Endlich am anderen Morgen erkannte sie seine Handschrift, und schon, ehe sie noch eine Zeile gelesen, verflog ihr Groll, ihr Kummer, ihre Trauer. Stassingks Brief war warm und herzlich. Er entschuldigte sein Säumen mit tausenderlei Verpflichtungen, mit dienstlicher Inanspruchnahme durch seinen Chef im Auswärtigen Amt, mit ein paar Abendgesellschaften, die er hätte besuchen müssen, weil sonst sein Fehlen gerade jetzt aufgefallen wäre.
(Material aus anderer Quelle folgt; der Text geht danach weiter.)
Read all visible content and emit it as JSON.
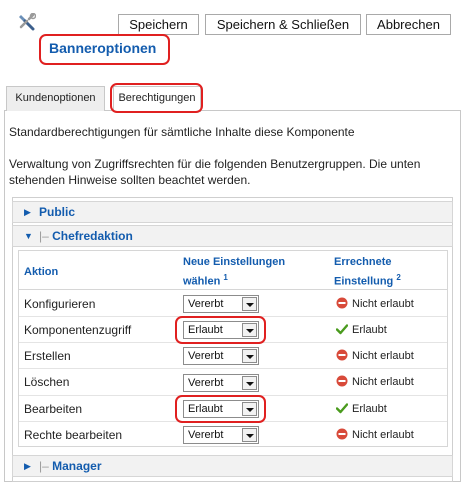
{
  "toolbar": {
    "icon": "tools-icon",
    "save_label": "Speichern",
    "save_close_label": "Speichern & Schließen",
    "cancel_label": "Abbrechen"
  },
  "page": {
    "title": "Banneroptionen"
  },
  "tabs": [
    {
      "label": "Kundenoptionen",
      "active": false
    },
    {
      "label": "Berechtigungen",
      "active": true
    }
  ],
  "content": {
    "description1": "Standardberechtigungen für sämtliche Inhalte diese Komponente",
    "description2": "Verwaltung von Zugriffsrechten für die folgenden Benutzergruppen. Die unten stehenden Hinweise sollten beachtet werden."
  },
  "groups": {
    "public": {
      "name": "Public",
      "expanded": false
    },
    "chef": {
      "separator": "|–",
      "name": "Chefredaktion",
      "expanded": true
    },
    "manager": {
      "separator": "|–",
      "name": "Manager",
      "expanded": false
    }
  },
  "table": {
    "col_action": "Aktion",
    "col_new_line1": "Neue Einstellungen",
    "col_new_line2": "wählen",
    "col_new_sup": "1",
    "col_calc_line1": "Errechnete",
    "col_calc_line2": "Einstellung",
    "col_calc_sup": "2",
    "rows": [
      {
        "action": "Konfigurieren",
        "setting": "Vererbt",
        "calculated": "Nicht erlaubt",
        "allowed": false
      },
      {
        "action": "Komponentenzugriff",
        "setting": "Erlaubt",
        "calculated": "Erlaubt",
        "allowed": true
      },
      {
        "action": "Erstellen",
        "setting": "Vererbt",
        "calculated": "Nicht erlaubt",
        "allowed": false
      },
      {
        "action": "Löschen",
        "setting": "Vererbt",
        "calculated": "Nicht erlaubt",
        "allowed": false
      },
      {
        "action": "Bearbeiten",
        "setting": "Erlaubt",
        "calculated": "Erlaubt",
        "allowed": true
      },
      {
        "action": "Rechte bearbeiten",
        "setting": "Vererbt",
        "calculated": "Nicht erlaubt",
        "allowed": false
      }
    ]
  },
  "colors": {
    "title": "#135cae",
    "highlight": "#e02020",
    "allowed": "#4a9b1e",
    "denied": "#d84a3a"
  }
}
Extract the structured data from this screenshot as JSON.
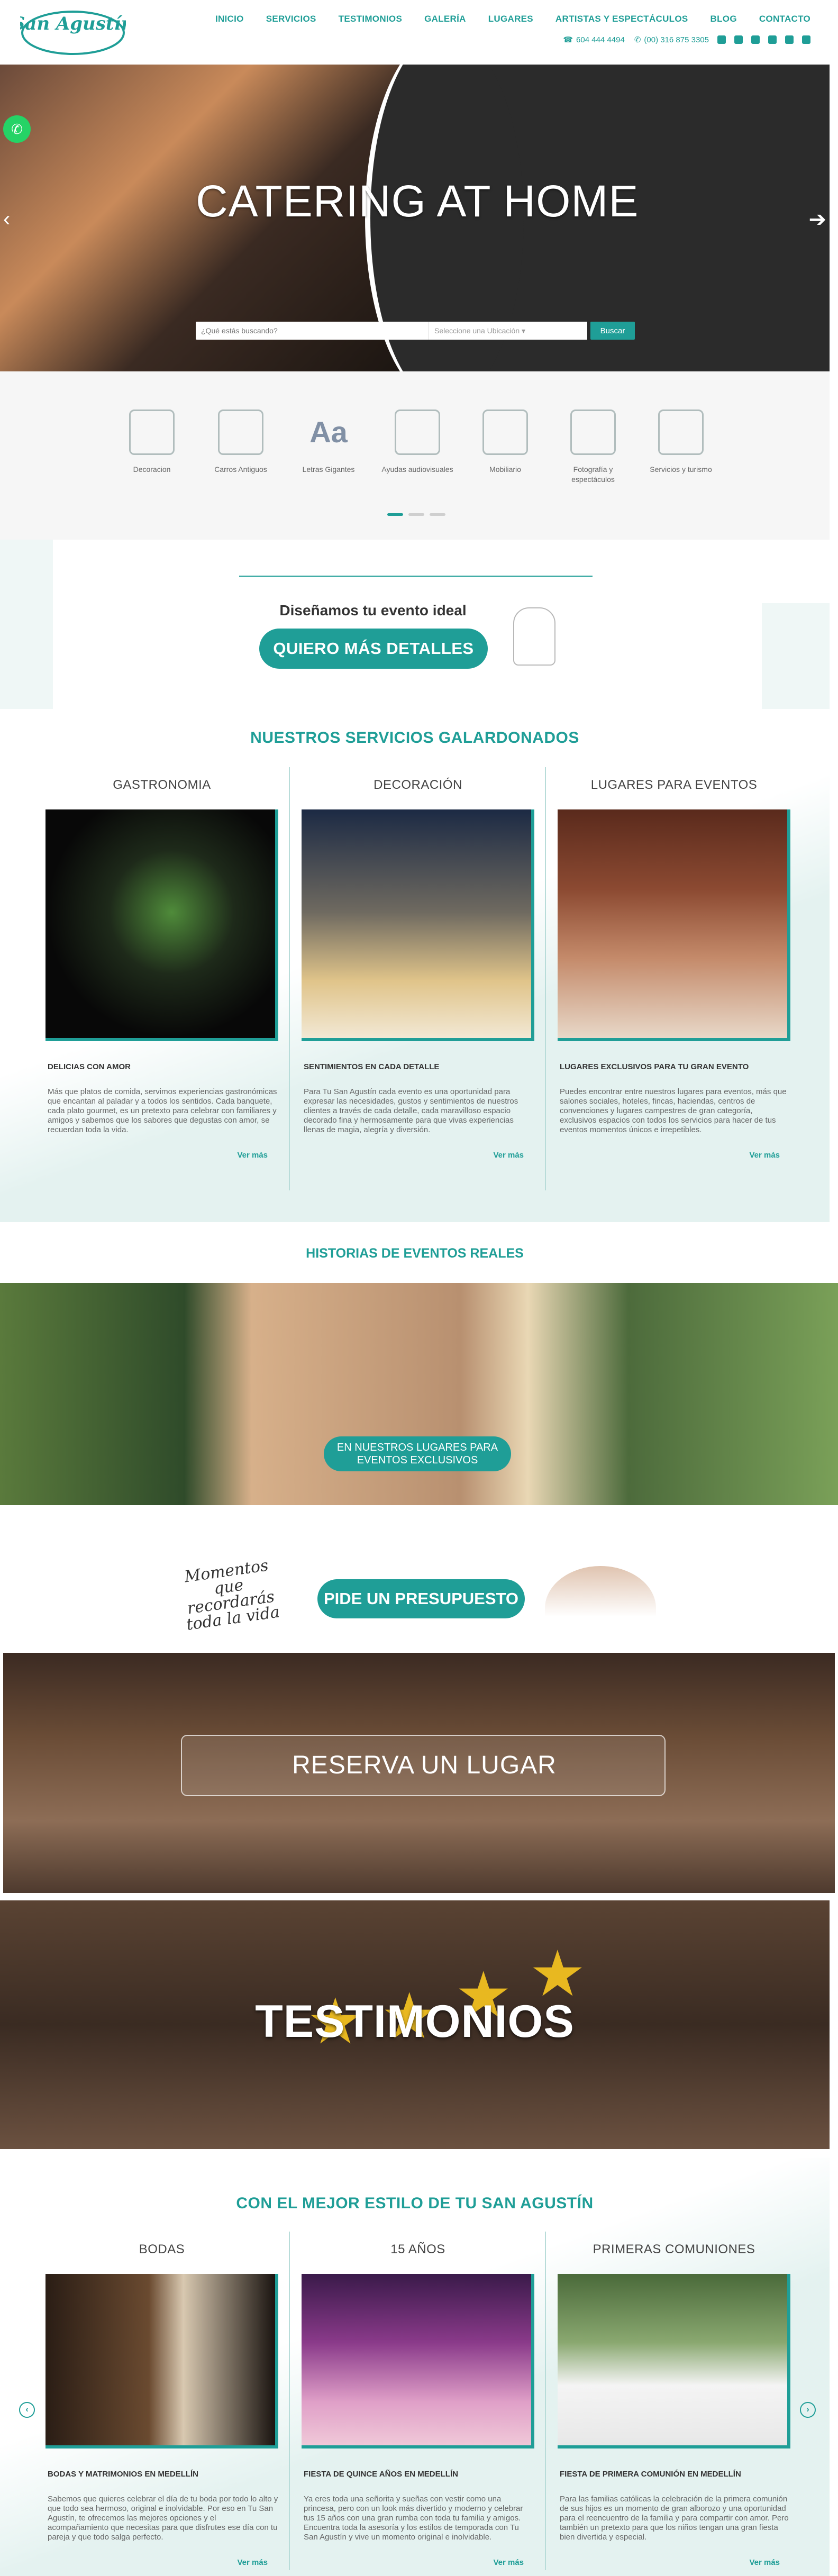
{
  "header": {
    "logo": "San Agustín",
    "nav": [
      "INICIO",
      "SERVICIOS",
      "TESTIMONIOS",
      "GALERÍA",
      "LUGARES",
      "ARTISTAS Y ESPECTÁCULOS",
      "BLOG",
      "CONTACTO"
    ],
    "phone1": "604 444 4494",
    "phone2": "(00) 316 875 3305",
    "social": [
      "facebook-icon",
      "instagram-icon",
      "youtube-icon",
      "pinterest-icon",
      "flickr-icon",
      "whatsapp-icon"
    ]
  },
  "hero": {
    "title": "CATERING AT HOME",
    "search_placeholder": "¿Qué estás buscando?",
    "location_placeholder": "Seleccione una Ubicación",
    "search_button": "Buscar"
  },
  "categories": [
    {
      "label": "Decoracion"
    },
    {
      "label": "Carros Antiguos"
    },
    {
      "label": "Letras Gigantes"
    },
    {
      "label": "Ayudas audiovisuales"
    },
    {
      "label": "Mobiliario"
    },
    {
      "label": "Fotografía y espectáculos"
    },
    {
      "label": "Servicios y turismo"
    }
  ],
  "design": {
    "title": "Diseñamos tu evento ideal",
    "button": "QUIERO MÁS DETALLES"
  },
  "services": {
    "title": "NUESTROS SERVICIOS GALARDONADOS",
    "cols": [
      {
        "title": "GASTRONOMIA",
        "sub": "DELICIAS CON AMOR",
        "text": "Más que platos de comida, servimos experiencias gastronómicas que encantan al paladar y a todos los sentidos. Cada banquete, cada plato gourmet, es un pretexto para celebrar con familiares y amigos y sabemos que los sabores que degustas con amor, se recuerdan toda la vida.",
        "more": "Ver más"
      },
      {
        "title": "DECORACIÓN",
        "sub": "SENTIMIENTOS EN CADA DETALLE",
        "text": "Para Tu San Agustín cada evento es una oportunidad para expresar las necesidades, gustos y sentimientos de nuestros clientes a través de cada detalle, cada maravilloso espacio decorado fina y hermosamente para que vivas experiencias llenas de magia, alegría y diversión.",
        "more": "Ver más"
      },
      {
        "title": "LUGARES PARA EVENTOS",
        "sub": "LUGARES EXCLUSIVOS PARA TU GRAN EVENTO",
        "text": "Puedes encontrar entre nuestros lugares para eventos, más que salones sociales, hoteles, fincas, haciendas, centros de convenciones y lugares campestres de gran categoría, exclusivos espacios con todos los servicios para hacer de tus eventos momentos únicos e irrepetibles.",
        "more": "Ver más"
      }
    ]
  },
  "historias": {
    "title": "HISTORIAS DE EVENTOS REALES",
    "button": "EN NUESTROS LUGARES PARA EVENTOS EXCLUSIVOS"
  },
  "presupuesto": {
    "script": "Momentos que recordarás toda la vida",
    "button": "PIDE UN PRESUPUESTO"
  },
  "reserva": {
    "title": "RESERVA UN LUGAR"
  },
  "testimonios": {
    "title": "TESTIMONIOS"
  },
  "estilo": {
    "title": "CON EL MEJOR ESTILO DE TU SAN AGUSTÍN",
    "cols": [
      {
        "title": "BODAS",
        "sub": "BODAS Y MATRIMONIOS EN MEDELLÍN",
        "text": "Sabemos que quieres celebrar el día de tu boda por todo lo alto y que todo sea hermoso, original e inolvidable. Por eso en Tu San Agustín, te ofrecemos las mejores opciones y el acompañamiento que necesitas para que disfrutes ese día con tu pareja y que todo salga perfecto.",
        "more": "Ver más"
      },
      {
        "title": "15 AÑOS",
        "sub": "FIESTA DE QUINCE AÑOS EN MEDELLÍN",
        "text": "Ya eres toda una señorita y sueñas con vestir como una princesa, pero con un look más divertido y moderno y celebrar tus 15 años con una gran rumba con toda tu familia y amigos. Encuentra toda la asesoría y los estilos de temporada con Tu San Agustín y vive un momento original e inolvidable.",
        "more": "Ver más"
      },
      {
        "title": "PRIMERAS COMUNIONES",
        "sub": "FIESTA DE PRIMERA COMUNIÓN EN MEDELLÍN",
        "text": "Para las familias católicas la celebración de la primera comunión de sus hijos es un momento de gran alborozo y una oportunidad para el reencuentro de la familia y para compartir con amor. Pero también un pretexto para que los niños tengan una gran fiesta bien divertida y especial.",
        "more": "Ver más"
      }
    ]
  }
}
Das klang alles lieb, gut, natürlich, wie er sprach. An seiner Schreibweise war nichts Gezwungenes, er gab sich ganz wie seine Art, wie man ihn kannte, leichtsinnig, fröhlich, immer heiter, naiv.
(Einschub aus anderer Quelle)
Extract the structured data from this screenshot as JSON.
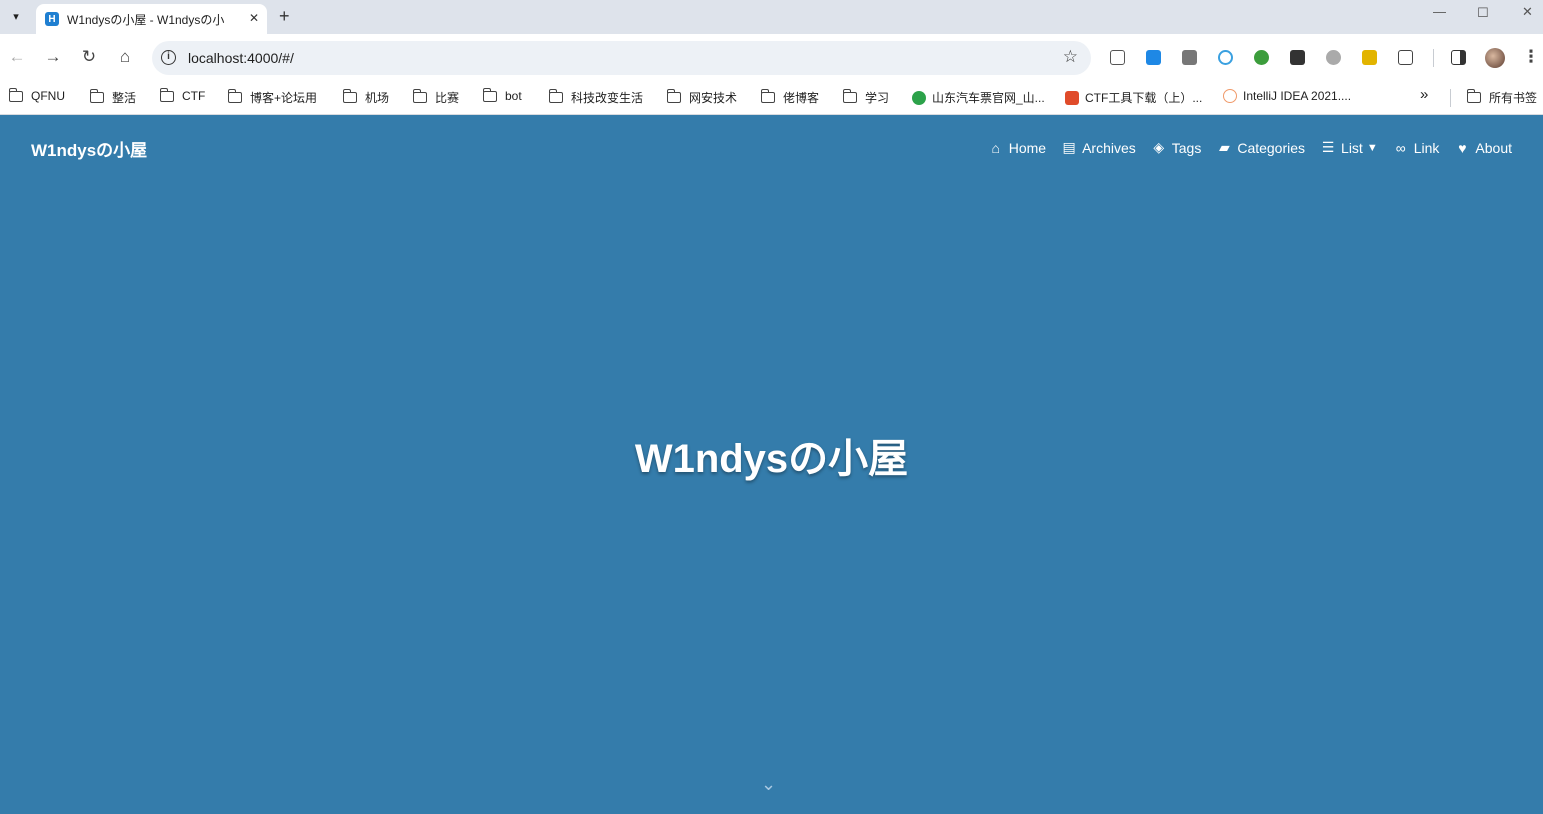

Er erkundigte sich nach den Verhältnissen in München, ob sie mit ihrer Wohnung zufrieden wäre, ob sie fleißig ins Theater ginge, die Museen besuchte, die Ausstellung im Glaspalast, die der Sezession, kurzum, wie sie sich die Zeit vertriebe. Dann wollte er wissen, ob sie irgend jemand kennen gelernt oder alte Bekannte wiedergefunden. Zuletzt dankte er für ihre Briefe, sprach von dem, was er selbst vorgehabt, und erzählte, wie ihn Graf Selbotten aufgesucht, um ihn an seine Säumigkeit zu erinnern. Er schloß:

– Als Selbotten mich fragte, hatte ich ein scheußlich schlechtes Gewissen, aber ich dachte, Maria weiß, wie lieb ich sie habe, da kann sie mir nicht böse sein. Außerdem hatte ich ja diesen Brief längst fertig und bildete mir ein, er wäre schon unterwegs zu Dir. Du kannst Dir also meinen fürchterlichen Schrecken ausmalen, als ich eben diese meiner Idee nach schon bald in Deinen Händen befindlichen Zeilen in meiner Schreibmappe finde. Es ist wahrhaftig unglaublich. Aber so bin ich mal. Mir ist das schon so und so oft passiert. Da siehst Du also, was Du an mir hast.

Nun aber endlich Schluß. Ich umarme Dich, meine geliebte Maria, und küsse Dich tausendmal. Wenn wir doch nicht getrennt wären, aber es muß sein. Ich habe Dich von Herzen lieb. Noch einen Kuß. In Eile.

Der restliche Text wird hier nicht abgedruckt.